In early 2020, the "Verizon Data Breach Investigations Report" noted that the second-most common cause of data breaches behind hacking was errors such as misconfigurations. New research published by Enterprise Management Associates in January showed that IT security practitioners believe errors of the misconfiguration sort are the top risk posed to their organizations' use of cloud services.
The research, "Securing Cloud Assets: How IT Security Pros Grade Their Own Progress," found that among 14 different threats to cloud-based assets, the riskiest perceived threat was data loss or exposure due to misconfigured cloud infrastructure, according to 16% of respondents. Of course, the second-most risky threat to cloud-based assets was data exfiltration by malicious outsiders, at 14%.
It should be no surprise that this risk is a top concern for IT security practitioners. The movement of assets and workloads to the cloud gained real steam with the COVID-19 pandemic, which put digital transformation initiatives on steroids. Big breaches due to customer misconfiguration errors (like the CapitalOne breach in 2019) also get plenty of attention in the press, keeping IT security executives up at night.
Security Teams Appear Conflicted on Cloud Security
Although most IT security teams are well past being the department of no when it comes to cloud initiatives, many are still struggling with how to best secure those cloud-based assets — at least when they are tasked with doing so.
Others believe they are getting a handle on the problem, and the research uncovered plenty of confidence in security organizations' ability to protect assets and workloads in the cloud.
- 90% of respondents said they were either very or extremely confident in their security team's awareness of all cloud usage.
- 87% of respondents were either very or extremely confident in their security team's knowledge of and categorization of all data stored in the cloud.
- 87% said their security teams were either very or extremely knowledgeable of cloud security requirements.
- 94% rated their security team's understanding of the shared responsibility model for cloud security as well or very well.

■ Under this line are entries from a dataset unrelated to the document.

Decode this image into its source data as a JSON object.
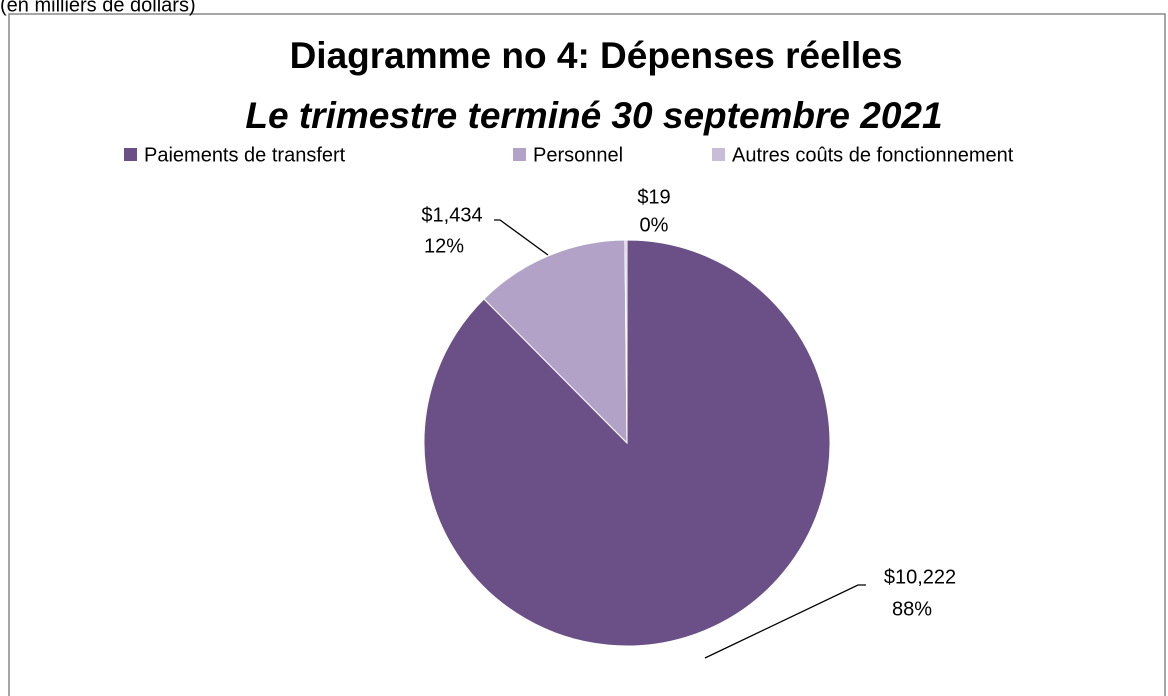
{
  "chart_data": {
    "type": "pie",
    "note": "(en milliers de dollars)",
    "title": "Diagramme no 4: Dépenses réelles",
    "subtitle": "Le trimestre terminé 30 septembre 2021",
    "categories": [
      "Paiements de transfert",
      "Personnel",
      "Autres coûts de fonctionnement"
    ],
    "values": [
      10222,
      1434,
      19
    ],
    "value_labels": [
      "$10,222",
      "$1,434",
      "$19"
    ],
    "percent_labels": [
      "88%",
      "12%",
      "0%"
    ],
    "colors": [
      "#6a5087",
      "#b3a2c7",
      "#c8bcd8"
    ],
    "legend": "top"
  }
}
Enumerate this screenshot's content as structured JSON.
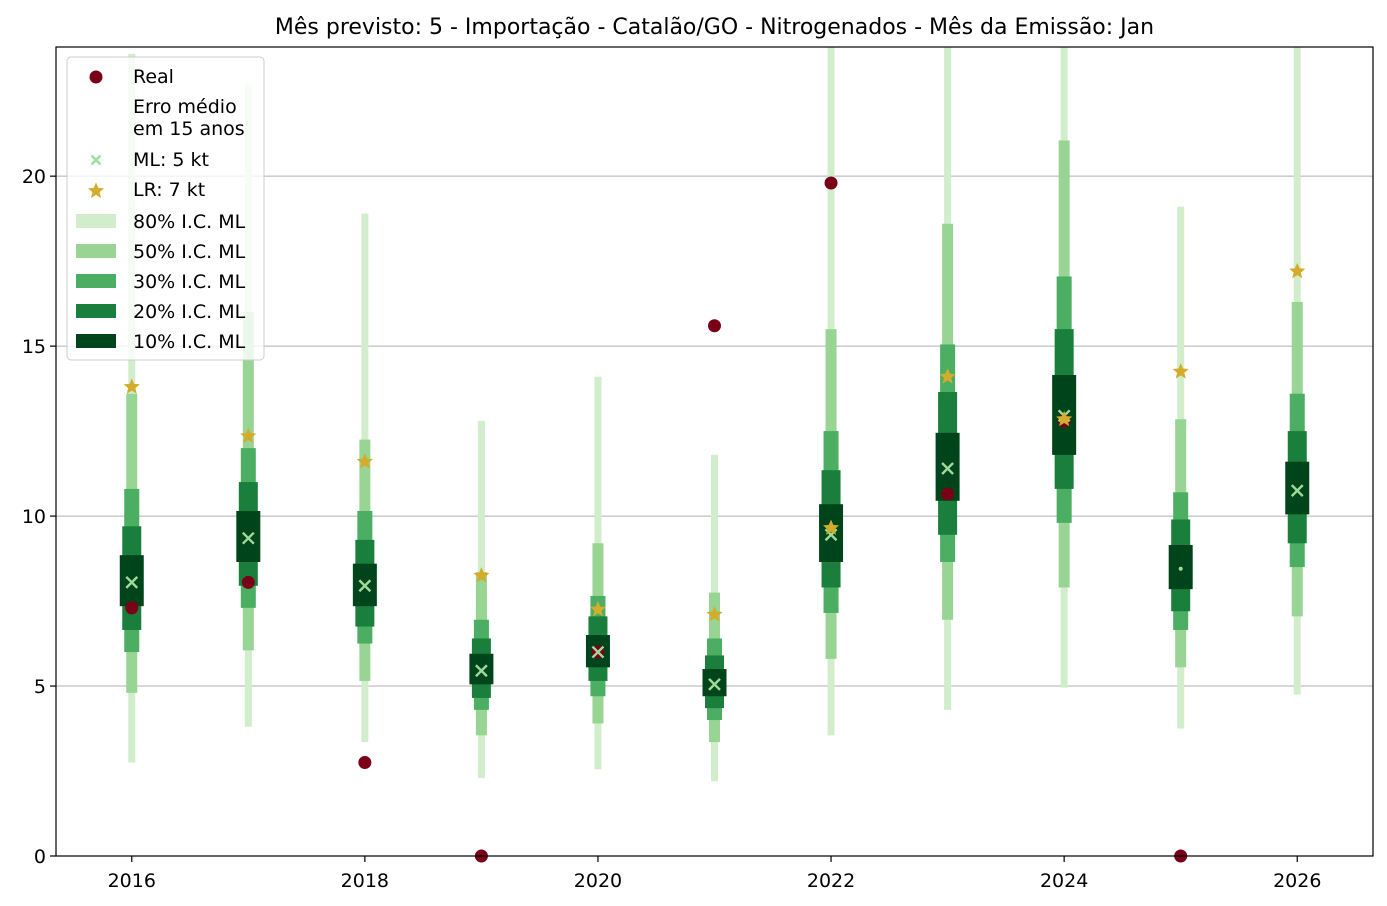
{
  "chart_data": {
    "type": "interval",
    "title": "Mês previsto: 5 - Importação - Catalão/GO - Nitrogenados - Mês da Emissão: Jan",
    "xlabel": "",
    "ylabel": "",
    "xlim": [
      2015.35,
      2026.65
    ],
    "ylim": [
      0,
      23.8
    ],
    "x_ticks": [
      "2016",
      "2018",
      "2020",
      "2022",
      "2024",
      "2026"
    ],
    "y_ticks": [
      "0",
      "5",
      "10",
      "15",
      "20"
    ],
    "grid": "horizontal",
    "legend_position": "top-left",
    "legend": {
      "real": "Real",
      "erro": "Erro médio\nem 15 anos",
      "ml": "ML: 5 kt",
      "lr": "LR: 7 kt",
      "ci80": "80% I.C. ML",
      "ci50": "50% I.C. ML",
      "ci30": "30% I.C. ML",
      "ci20": "20% I.C. ML",
      "ci10": "10% I.C. ML"
    },
    "colors": {
      "real": "#7a0018",
      "ml": "#a1d99b",
      "lr": "#d4ac2b",
      "ci80": "#d2edcc",
      "ci50": "#98d494",
      "ci30": "#4bae62",
      "ci20": "#1a7f3c",
      "ci10": "#00441b"
    },
    "years": [
      2016,
      2017,
      2018,
      2019,
      2020,
      2021,
      2022,
      2023,
      2024,
      2025,
      2026
    ],
    "real": [
      7.3,
      8.05,
      2.75,
      0.0,
      6.0,
      15.6,
      19.8,
      10.65,
      12.8,
      0.0,
      null
    ],
    "ml": [
      8.05,
      9.35,
      7.95,
      5.45,
      6.0,
      5.05,
      9.45,
      11.4,
      12.95,
      8.45,
      10.75
    ],
    "lr": [
      13.8,
      12.35,
      11.6,
      8.25,
      7.25,
      7.1,
      9.65,
      14.1,
      12.85,
      14.25,
      17.2
    ],
    "ci80": [
      [
        2.75,
        23.6
      ],
      [
        3.8,
        22.7
      ],
      [
        3.35,
        18.9
      ],
      [
        2.3,
        12.8
      ],
      [
        2.55,
        14.1
      ],
      [
        2.2,
        11.8
      ],
      [
        3.55,
        23.8
      ],
      [
        4.3,
        23.8
      ],
      [
        4.95,
        23.8
      ],
      [
        3.75,
        19.1
      ],
      [
        4.75,
        23.8
      ]
    ],
    "ci50": [
      [
        4.8,
        13.6
      ],
      [
        6.05,
        16.0
      ],
      [
        5.15,
        12.25
      ],
      [
        3.55,
        8.35
      ],
      [
        3.9,
        9.2
      ],
      [
        3.35,
        7.75
      ],
      [
        5.8,
        15.5
      ],
      [
        6.95,
        18.6
      ],
      [
        7.9,
        21.05
      ],
      [
        5.55,
        12.85
      ],
      [
        7.05,
        16.3
      ]
    ],
    "ci30": [
      [
        6.0,
        10.8
      ],
      [
        7.3,
        12.0
      ],
      [
        6.25,
        10.15
      ],
      [
        4.3,
        6.95
      ],
      [
        4.7,
        7.65
      ],
      [
        4.0,
        6.4
      ],
      [
        7.15,
        12.5
      ],
      [
        8.65,
        15.05
      ],
      [
        9.8,
        17.05
      ],
      [
        6.65,
        10.7
      ],
      [
        8.5,
        13.6
      ]
    ],
    "ci20": [
      [
        6.65,
        9.7
      ],
      [
        7.95,
        11.0
      ],
      [
        6.75,
        9.3
      ],
      [
        4.65,
        6.4
      ],
      [
        5.15,
        7.05
      ],
      [
        4.35,
        5.9
      ],
      [
        7.9,
        11.35
      ],
      [
        9.45,
        13.65
      ],
      [
        10.8,
        15.5
      ],
      [
        7.2,
        9.9
      ],
      [
        9.2,
        12.5
      ]
    ],
    "ci10": [
      [
        7.35,
        8.85
      ],
      [
        8.65,
        10.15
      ],
      [
        7.35,
        8.6
      ],
      [
        5.05,
        5.95
      ],
      [
        5.55,
        6.5
      ],
      [
        4.7,
        5.5
      ],
      [
        8.65,
        10.35
      ],
      [
        10.45,
        12.45
      ],
      [
        11.8,
        14.15
      ],
      [
        7.85,
        9.15
      ],
      [
        10.05,
        11.6
      ]
    ]
  }
}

The research also uncovered a disconnect that raises the question: Is that confidence misplaced? When asked to rate the level of visibility the security team had into their organization's use of specific cloud service types, including software-as-a-service (SaaS), platform-as-a-service (PaaS), and infrastructure-as-a-service (IaaS), that same level of confidence faltered. For example, when asked to rate the security team's level of visibility into their organization's SaaS usage on a five-point scale, with 1 being the highest level, only 18% gave it a 1 and 27% gave it a 2. Visibility into PaaS and IaaS was rated as only slightly better.
Who Secures What Part of the Cloud?
At the same time, respondents' knowledge of the shared responsibility model was found to be lacking. When asked to indicate whether the customer or cloud provider was responsible for securing a list of seven different elements that make up an IaaS account, around half of respondents gave the wrong answer. Specifically, 63% erroneously indicated that the cloud provider was responsible for securing virtual network connections, 55% erroneously indicated that the cloud provider was responsible for securing applications, and 50% got it wrong when they said the cloud provider was responsible for securing users who were accessing cloud data and applications.
On the other side of the coin, 48% were wrong in thinking that the customer was responsible for securing the cloud provider's physical data center, and 47% thought it was the customer's responsibility to secure the cloud provider's physical data center network. To be fair, not all respondents were directly responsible for securing cloud assets and workloads, but most had a role in the acquisition of cloud security tools.
Translating Theory Into Practice
Clearly, learning how to better secure cloud usage is a work in progress. Understanding in theory how the shared responsibility model works flies out the door in practice when a systems engineer or developer accidentally configures an AWS S3 bucket so that it is open to public access. Much of the confusion stems from the architecturally rich but also complex proprietary platforms used by each cloud provider. One respondent in an open-ended question lamented that to properly secure cloud assets required an expert for each of the cloud services. Good cloud security practices also require closer collaboration between those spinning up new workloads or configuring new cloud accounts, such as developers in the case of IaaS or PaaS, and those responsible for securing their organization's cloud-based assets.
At the same time, IT security teams responsible for securing their organization's cloud usage should also advocate for more and better training of those who will ultimately create those cloud workloads or accounts to ensure they understand how to avoid potentially costly misconfiguration mistakes.